Condition for doubly non-negative matrices to be completely positive

Question

Consider a doubly non-negative matrix $A$ of order $n$. $A$ is completely positive if and only if $A$ can be factorized into $BB^{T}$ where all entries in $B$ are non-negative. $B$ is $n\times k$. The smallest possible value of $k$ is the cp-rank of $A$. If $r$ is the rank of $A$ then $k\geq r$. Consider such a factorization of $A$ where $k>r$. Now viewing $A$ as a gram matrix, each row of $B$ is a $k$-dimensional vector and so we have a set of $n$ vectors in the non-negative orthant of $R^k$ where $k>n$ (assuming $A$ is full rank). An alternative way of looking at gram matrix $A$ is in terms of the $n$ vectors in $R^r$. These vectors need not lie in the non-negative orthant of $R^r$ though they are within $90^{\circ}$ of each other. So can we say that a doubly non-negative matrix is completely positive if and only if the $n$ vectors making up the gram matrix lie in the non-negative orthant of some space of dimension $\geq r$, even $>n$?

Answer 1

If I understand correctly, the anser is yes. A completely positive $n\times n$ matrix can always be viewed as the gram matrix of some vectors in the nonnegative orthant of some $R^k$ and vice versa.
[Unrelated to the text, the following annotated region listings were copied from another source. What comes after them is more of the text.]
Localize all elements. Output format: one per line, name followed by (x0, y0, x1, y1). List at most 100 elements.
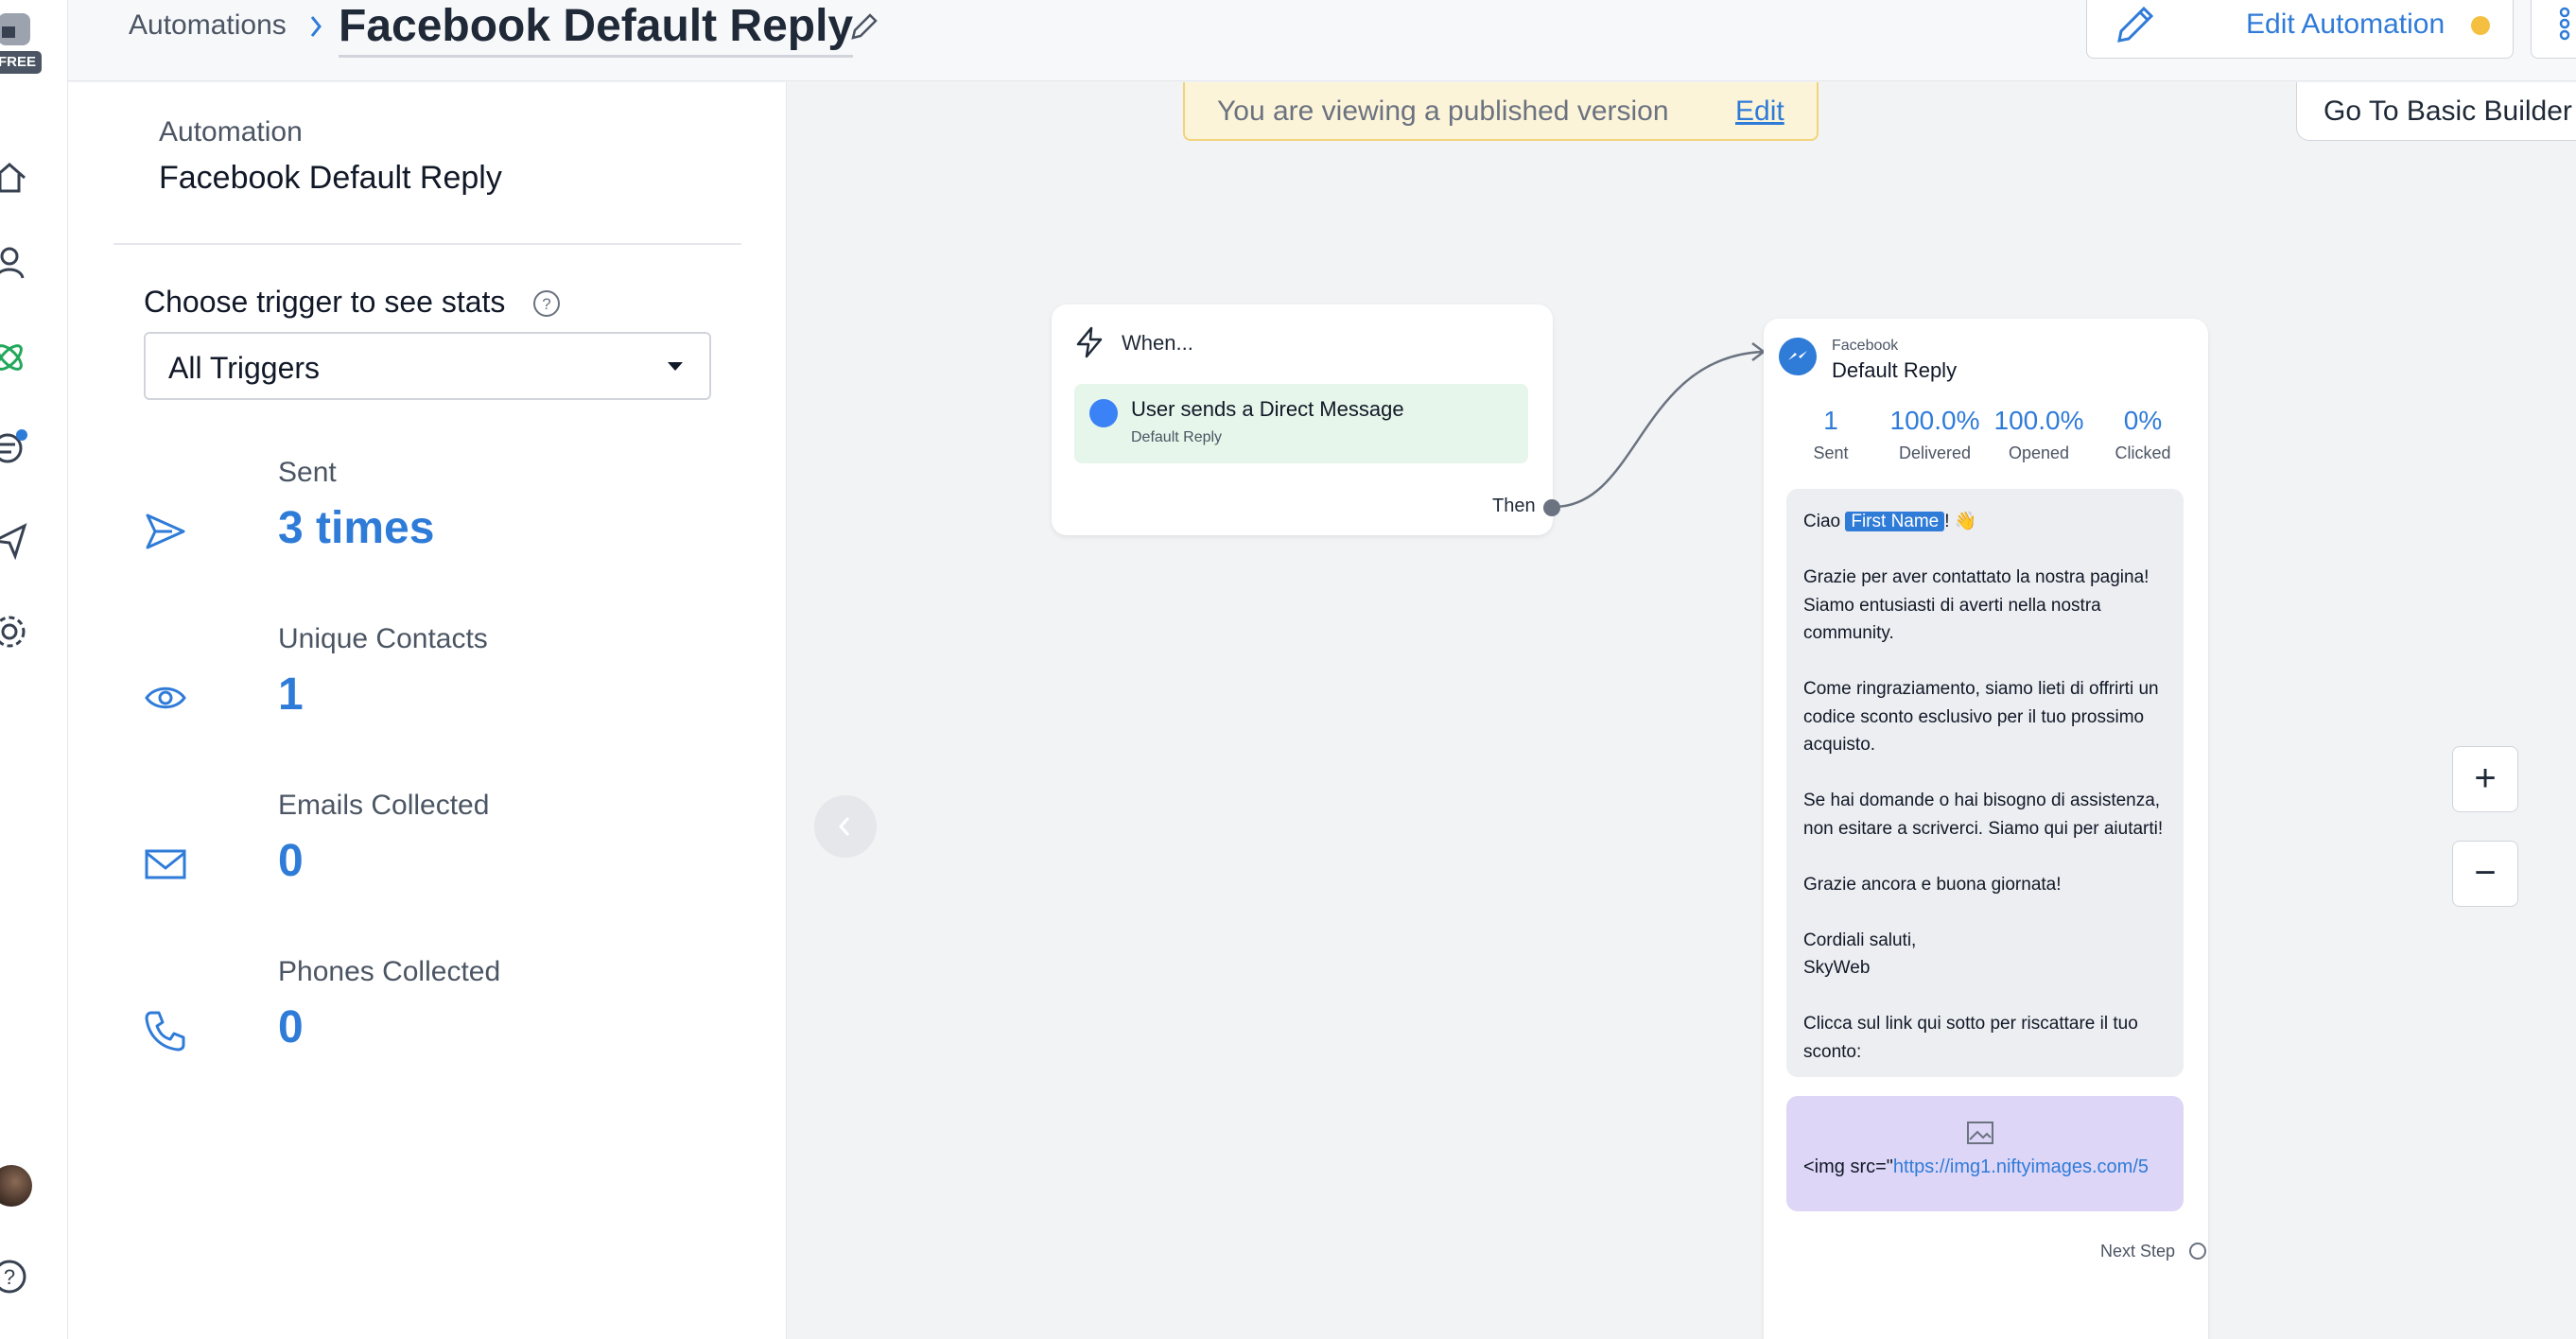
node-stat-value: 100.0% (1889, 406, 1980, 435)
stat-sent: Sent 3 times (144, 457, 711, 570)
zoom-out-button[interactable]: − (2452, 841, 2518, 907)
node-stat-label: Sent (1813, 443, 1849, 462)
signoff-line: Cordiali saluti, (1803, 930, 1917, 950)
logo-icon (0, 13, 30, 45)
node-stat-opened: 100.0% Opened (1987, 406, 2091, 463)
caret-down-icon (668, 362, 683, 371)
edit-automation-button[interactable]: Edit Automation (2086, 0, 2514, 59)
stat-value: 0 (278, 836, 304, 886)
node-stat-label: Opened (2008, 443, 2070, 462)
stat-label: Emails Collected (278, 790, 490, 821)
messenger-icon (1089, 399, 1118, 427)
help-icon[interactable]: ? (0, 1258, 28, 1296)
eye-icon (145, 687, 186, 709)
gear-icon[interactable] (0, 613, 28, 651)
edit-automation-label: Edit Automation (2246, 9, 2445, 40)
reply-node[interactable]: Facebook Default Reply 1 Sent 100.0% Deliv… (1764, 319, 2208, 1339)
message-bubble[interactable]: Ciao First Name! 👋 Grazie per aver conta… (1786, 489, 2184, 1077)
node-stat-value: 1 (1823, 406, 1838, 435)
page-title[interactable]: Facebook Default Reply (339, 0, 854, 58)
greeting-prefix: Ciao (1803, 512, 1846, 531)
chevron-right-icon (310, 16, 322, 37)
message-paragraph: Come ringraziamento, siamo lieti di offr… (1803, 679, 2159, 755)
status-dot (2471, 16, 2490, 35)
image-block[interactable]: <img src="https://img1.niftyimages.com/5 (1786, 1096, 2184, 1211)
more-vertical-icon (2559, 7, 2570, 41)
plan-badge: FREE (0, 51, 42, 74)
stat-label: Unique Contacts (278, 623, 488, 654)
image-icon (1967, 1122, 1993, 1144)
message-signoff: Cordiali saluti, SkyWeb (1803, 927, 2167, 983)
stat-phones-collected: Phones Collected 0 (144, 956, 711, 1069)
trigger-select-value: All Triggers (168, 351, 321, 385)
lightning-icon (1076, 326, 1103, 358)
message-greeting: Ciao First Name! 👋 (1803, 508, 2167, 536)
stat-emails-collected: Emails Collected 0 (144, 790, 711, 903)
image-code: <img src="https://img1.niftyimages.com/5 (1803, 1156, 2178, 1178)
user-icon[interactable] (0, 244, 28, 282)
trigger-item[interactable]: User sends a Direct Message Default Repl… (1074, 384, 1528, 463)
output-port[interactable] (1543, 499, 1560, 516)
message-paragraph: Grazie ancora e buona giornata! (1803, 874, 2062, 895)
node-stat-delivered: 100.0% Delivered (1883, 406, 1987, 463)
node-stat-label: Delivered (1898, 443, 1972, 462)
more-options-button[interactable] (2531, 0, 2576, 59)
stat-unique-contacts: Unique Contacts 1 (144, 623, 711, 737)
flow-canvas[interactable]: You are viewing a published version Edit… (788, 82, 2576, 1339)
breadcrumb-automations[interactable]: Automations (129, 9, 287, 42)
then-label: Then (1492, 496, 1536, 516)
phone-icon (145, 1011, 185, 1052)
message-paragraph: Se hai domande o hai bisogno di assisten… (1803, 791, 2164, 839)
node-stats: 1 Sent 100.0% Delivered 100.0% Opened 0% Cli… (1779, 406, 2195, 472)
message-paragraph: Grazie per aver contattato la nostra pag… (1803, 567, 2150, 643)
node-stat-value: 0% (2123, 406, 2163, 435)
automation-name: Facebook Default Reply (159, 160, 502, 196)
chat-icon[interactable] (0, 427, 28, 465)
trigger-heading: When... (1122, 331, 1193, 355)
svg-text:?: ? (4, 1265, 15, 1289)
mail-icon (145, 849, 186, 879)
node-stat-value: 100.0% (1993, 406, 2084, 435)
stat-label: Sent (278, 457, 337, 488)
pencil-icon (2117, 6, 2154, 43)
top-bar: Automations Facebook Default Reply Edit … (68, 0, 2576, 81)
trigger-select[interactable]: All Triggers (144, 332, 711, 400)
stat-value: 0 (278, 1002, 304, 1052)
left-rail: FREE ? (0, 0, 68, 1339)
node-stat-label: Clicked (2115, 443, 2171, 462)
pencil-icon[interactable] (849, 11, 879, 42)
next-step-port[interactable] (2189, 1243, 2206, 1260)
image-code-prefix: <img src=" (1803, 1156, 1893, 1177)
workspace-logo[interactable]: FREE (0, 8, 47, 76)
help-icon[interactable]: ? (531, 288, 562, 319)
trigger-subtitle: Default Reply (1131, 429, 1223, 445)
automation-label: Automation (159, 116, 303, 148)
node-name: Default Reply (1832, 358, 1958, 382)
image-url[interactable]: https://img1.niftyimages.com/5 (1893, 1156, 2149, 1177)
trigger-title: User sends a Direct Message (1131, 397, 1404, 421)
trigger-node[interactable]: When... User sends a Direct Message Defa… (1052, 304, 1560, 535)
stat-value: 3 times (278, 503, 435, 553)
send-icon[interactable] (0, 522, 28, 560)
divider (113, 243, 741, 245)
next-step-label: Next Step (2100, 1242, 2176, 1261)
messenger-icon (1779, 338, 1817, 375)
signoff-name: SkyWeb (1803, 958, 1871, 978)
avatar[interactable] (0, 1165, 32, 1207)
stats-panel: Automation Facebook Default Reply Choose… (68, 82, 787, 1339)
send-icon (146, 513, 185, 549)
stat-value: 1 (278, 670, 304, 720)
svg-text:?: ? (542, 295, 550, 313)
node-connector (1553, 342, 1767, 509)
greeting-suffix: ! 👋 (1944, 512, 1977, 531)
home-icon[interactable] (0, 159, 28, 197)
node-source: Facebook (1832, 338, 1899, 354)
first-name-tag: First Name (1845, 512, 1945, 531)
node-stat-sent: 1 Sent (1779, 406, 1883, 463)
zoom-in-button[interactable]: + (2452, 746, 2518, 812)
stat-label: Phones Collected (278, 956, 501, 987)
atom-icon[interactable] (0, 339, 28, 376)
node-stat-clicked: 0% Clicked (2091, 406, 2195, 463)
trigger-prompt: Choose trigger to see stats (144, 285, 506, 319)
message-paragraph: Clicca sul link qui sotto per riscattare… (1803, 1014, 2138, 1062)
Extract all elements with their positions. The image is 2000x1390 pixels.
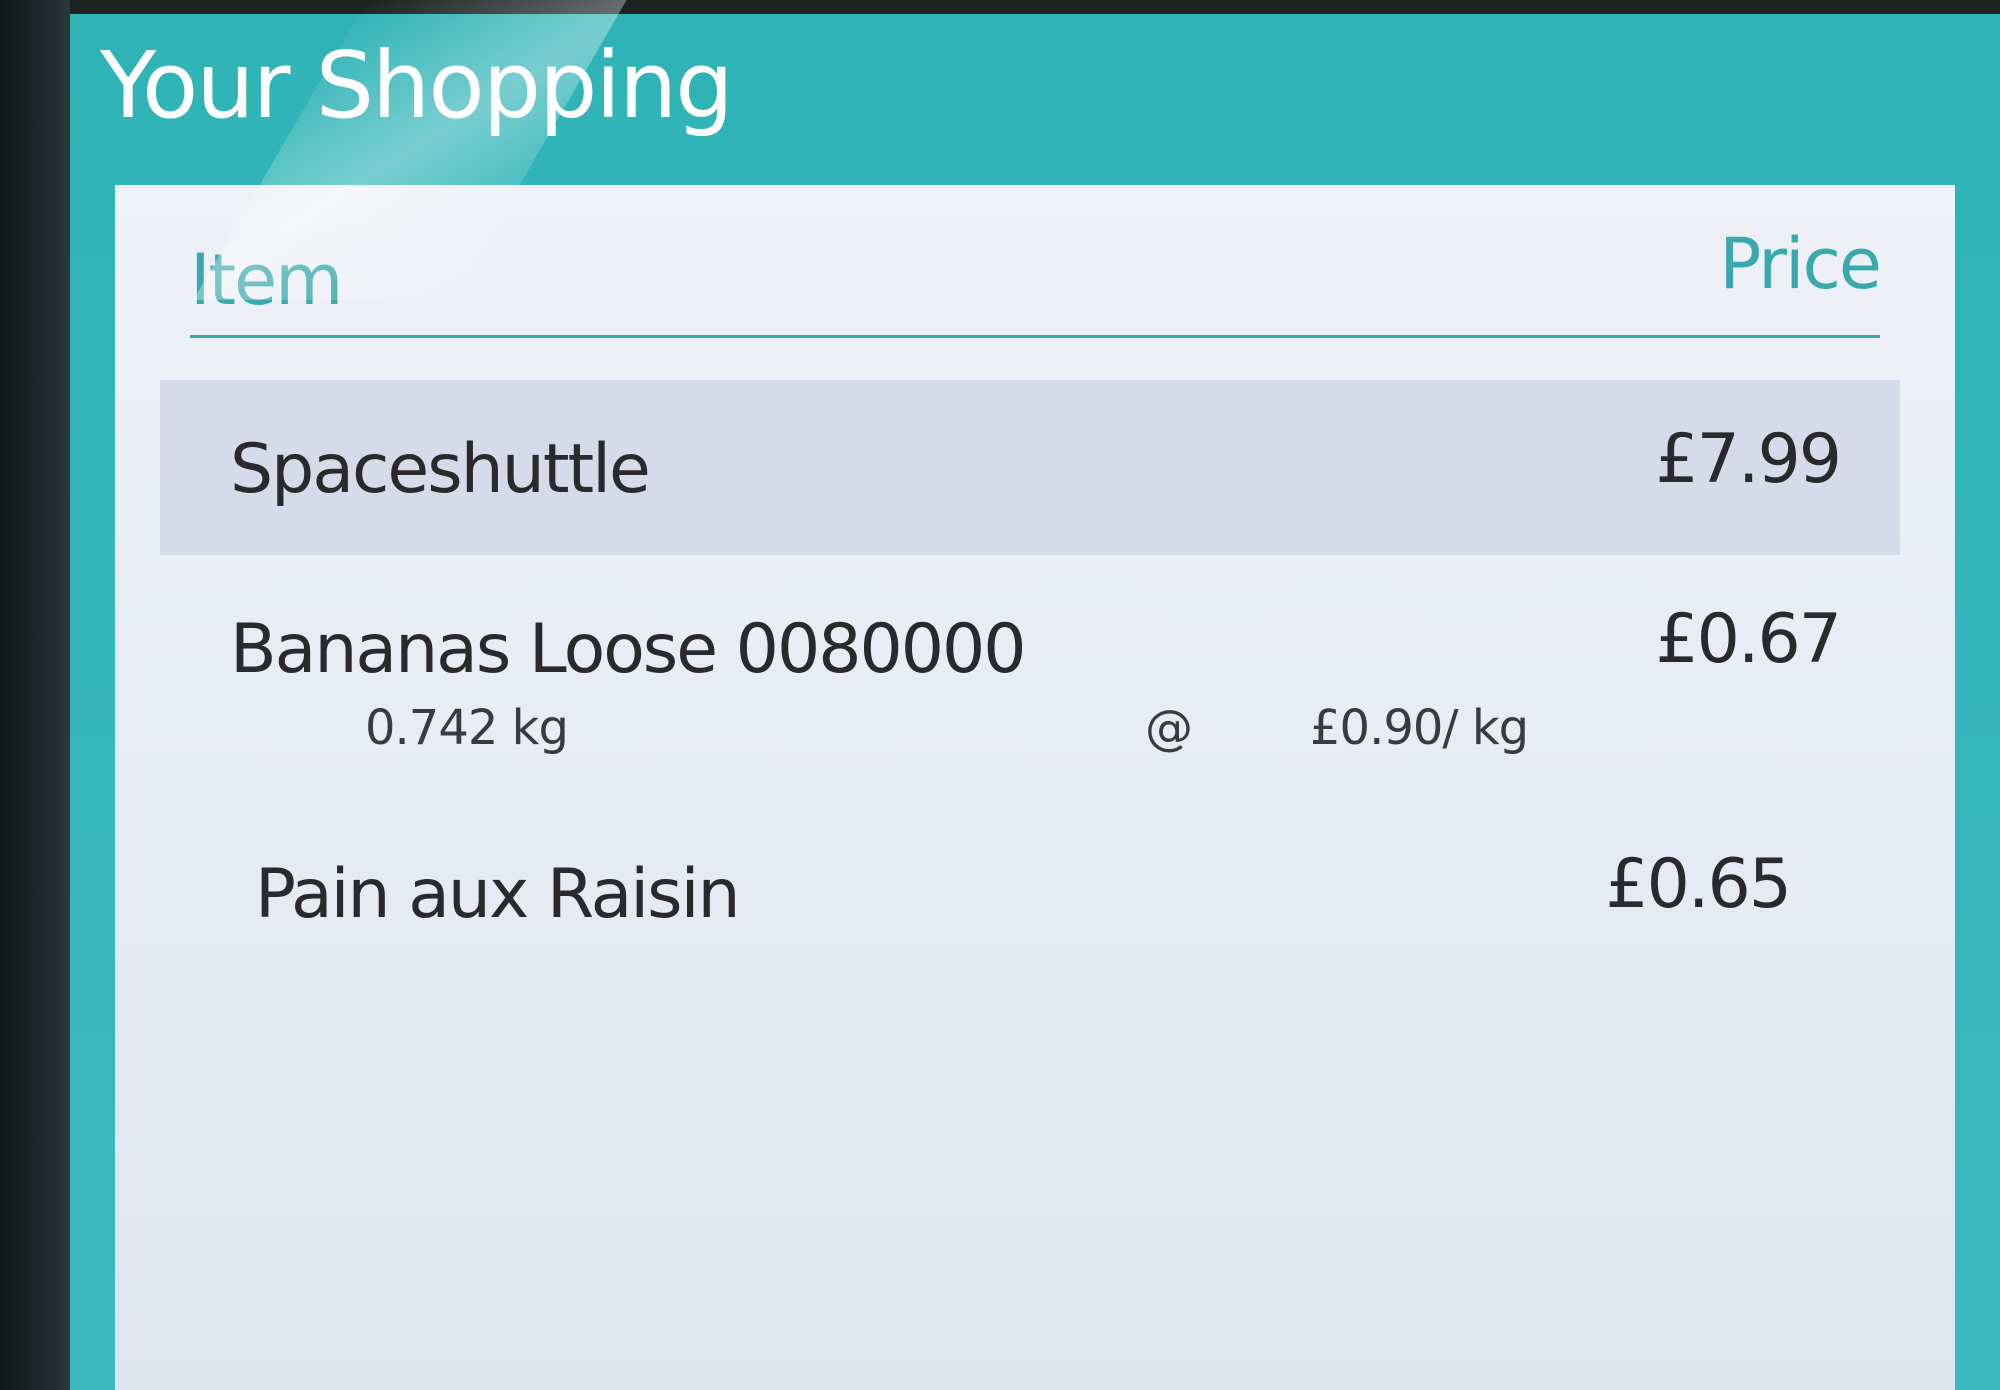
item-price: £0.65	[1605, 845, 1792, 924]
table-header: Item Price	[190, 223, 1882, 338]
shopping-list-panel: Item Price Spaceshuttle £7.99 Bananas Lo…	[115, 185, 1955, 1390]
self-checkout-screen: Your Shopping Item Price Spaceshuttle £7…	[0, 0, 2000, 1390]
price-column-header: Price	[1719, 223, 1882, 305]
unit-price: £0.90/ kg	[1310, 700, 1529, 756]
at-symbol: @	[1145, 700, 1193, 756]
screen-bezel-left	[0, 0, 70, 1390]
screen-bezel-top	[0, 0, 2000, 14]
item-name: Spaceshuttle	[230, 430, 651, 509]
table-row[interactable]: Spaceshuttle £7.99	[160, 380, 1900, 555]
item-price: £7.99	[1655, 420, 1842, 499]
table-row[interactable]: Bananas Loose 0080000 £0.67 0.742 kg @ £…	[160, 575, 1900, 805]
item-column-header: Item	[190, 239, 343, 321]
page-title: Your Shopping	[100, 32, 734, 139]
table-row[interactable]: Pain aux Raisin £0.65	[160, 815, 1900, 965]
item-name: Pain aux Raisin	[255, 855, 741, 934]
item-name: Bananas Loose 0080000	[230, 610, 1027, 689]
item-weight: 0.742 kg	[365, 700, 569, 756]
item-price: £0.67	[1655, 600, 1842, 679]
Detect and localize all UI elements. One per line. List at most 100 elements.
The smallest such $k$ is another way of defining the cp-rank.

The existence of an $n\times n$ matrix $A$ whose cp-rank strictly exceeds $n$ means that in general to view $A$ as the gram matrix of nonnegative vectors we may need to consider these vectors in a space of dimension $>n$. Of course, we may always view $A$ as a gram matrix of vectors in $R^n$. However, there may be no way to simultaneously rotate these all into the nonnegative orthant, even though there would be a way if we looked at $A$ as a gram matrix of vectors in a higher-dimensional space.

Caratheodory's theorem gives an easy quadratic upper bound on the cp-rank in terms of $n$. There is a tight quadratic bound on the cp-rank in terms of the rank in a paper of Barioli and Berman, but I am not familiar with the details.